Luckily, Sharon was too busy to see her wince. She was right on the money on that one. Tyler was going to pitch an absolute fit when she told him she hadn’t changed her mind. Plus, she didn’t want the two of them joining forces in some kind of baby intervention. She was already stewing over Sharon’s comments about the family she was born into. It was true, she had seen both happy and sad. Her grandparents really had been two souls very much in love, even when death had parted them. Stroking the glass photo frame on the back bar wall, she looked at her smiling grandparents andsighed. ‘I wish you guys were here.
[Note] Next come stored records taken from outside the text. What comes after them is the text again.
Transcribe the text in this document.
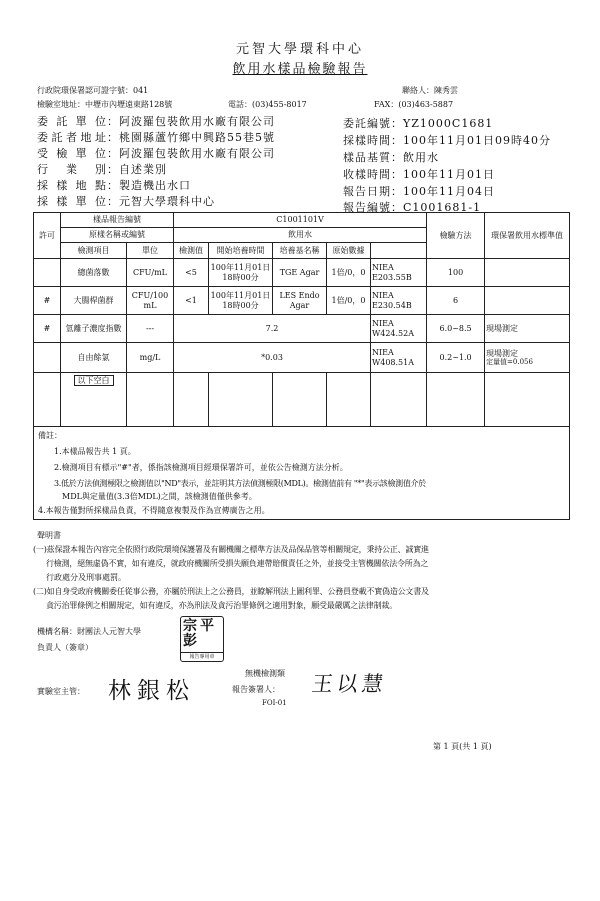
元智大學環科中心
飲用水樣品檢驗報告
行政院環保署認可證字號：041	聯絡人：陳秀雲
檢驗室地址：中壢市內壢遠東路128號	電話：(03)455-8017	FAX：(03)463-5887
委託單位：阿波羅包裝飲用水廠有限公司
委託者地址：桃園縣蘆竹鄉中興路55巷5號
受檢單位：阿波羅包裝飲用水廠有限公司
行業別：自述業別
採樣地點：製造機出水口
採樣單位：元智大學環科中心
委託編號：YZ1000C1681
採樣時間：100年11月01日09時40分
樣品基質：飲用水
收樣時間：100年11月01日
報告日期：100年11月04日
報告編號：C1001681-1
許可	樣品報告編號		C1001101V					檢驗方法	環保署飲用水標準值	
	原樣名稱或編號		飲用水							
	檢測項目	單位	檢測值	開始培養時間	培養基名稱	原始數據				
	總菌落數	CFU/mL	<5	100年11月01日18時00分	TGE Agar	1倍/0，0	NIEA E203.55B	100		
#	大腸桿菌群	CFU/100 mL	<1	100年11月01日18時00分	LES Endo Agar	1倍/0，0	NIEA E230.54B	6		
#	氫離子濃度指數	---	7.2				NIEA W424.52A	6.0~8.5	現場測定	
	自由餘氯	mg/L	*0.03				NIEA W408.51A	0.2~1.0	現場測定
定量值=0.056	

	以下空白									
備註：
1.本樣品報告共 1 頁。
2.檢測項目有標示"#"者，係指該檢測項目經環保署許可，並依公告檢測方法分析。
3.低於方法偵測極限之檢測值以"ND"表示，並註明其方法偵測極限(MDL)。檢測值前有 "*"表示該檢測值介於
MDL與定量值(3.3倍MDL)之間，該檢測值僅供參考。
4.本報告僅對所採樣品負責，不得隨意複製及作為宣傳廣告之用。
聲明書
(一)茲保證本報告內容完全依照行政院環境保護署及有關機關之標準方法及品保品管等相關規定，秉持公正、誠實進
行檢測，絕無虛偽不實，如有違反，就政府機關所受損失願負連帶賠償責任之外，並接受主管機關依法令所為之
行政處分及刑事處罰。
(二)如自身受政府機關委任從事公務，亦屬於刑法上之公務員，並瞭解刑法上圖利罪、公務員登載不實偽造公文書及
貪污治罪條例之相關規定，如有違反，亦為刑法及貪污治罪條例之適用對象，願受最嚴厲之法律制裁。
機構名稱：財團法人元智大學
負責人（簽章）
宗平彭
報告專用章
實驗室主管： 林銀松
無機檢測類
報告簽署人：
FOI-01
王以慧
第 1 頁(共 1 頁)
You’d be happy for me, right?’ She was still looking at the snap when she heard a smash from the kitchen, and Tyler’s irritated growl reverberate through the place. ‘Time to get out of here,’ she muttered to herself. ‘Try and salvage some of my sanity.’

‘Jasmine, put that down! Jasmine! I swear, this kid!’

Amber watched the mother in the park chuntering to herself as she sped over to a toddler. Presumably Jasmine, who was currently eating dirt with a huge grin on her face. Watching her mother scold her, pulling wipes out of her bag to deal with her mud-smeared face, she waited for the panic to set in.Will my kid eat dirt? Will I be able to deal with it? Will I have the wipes at the ready?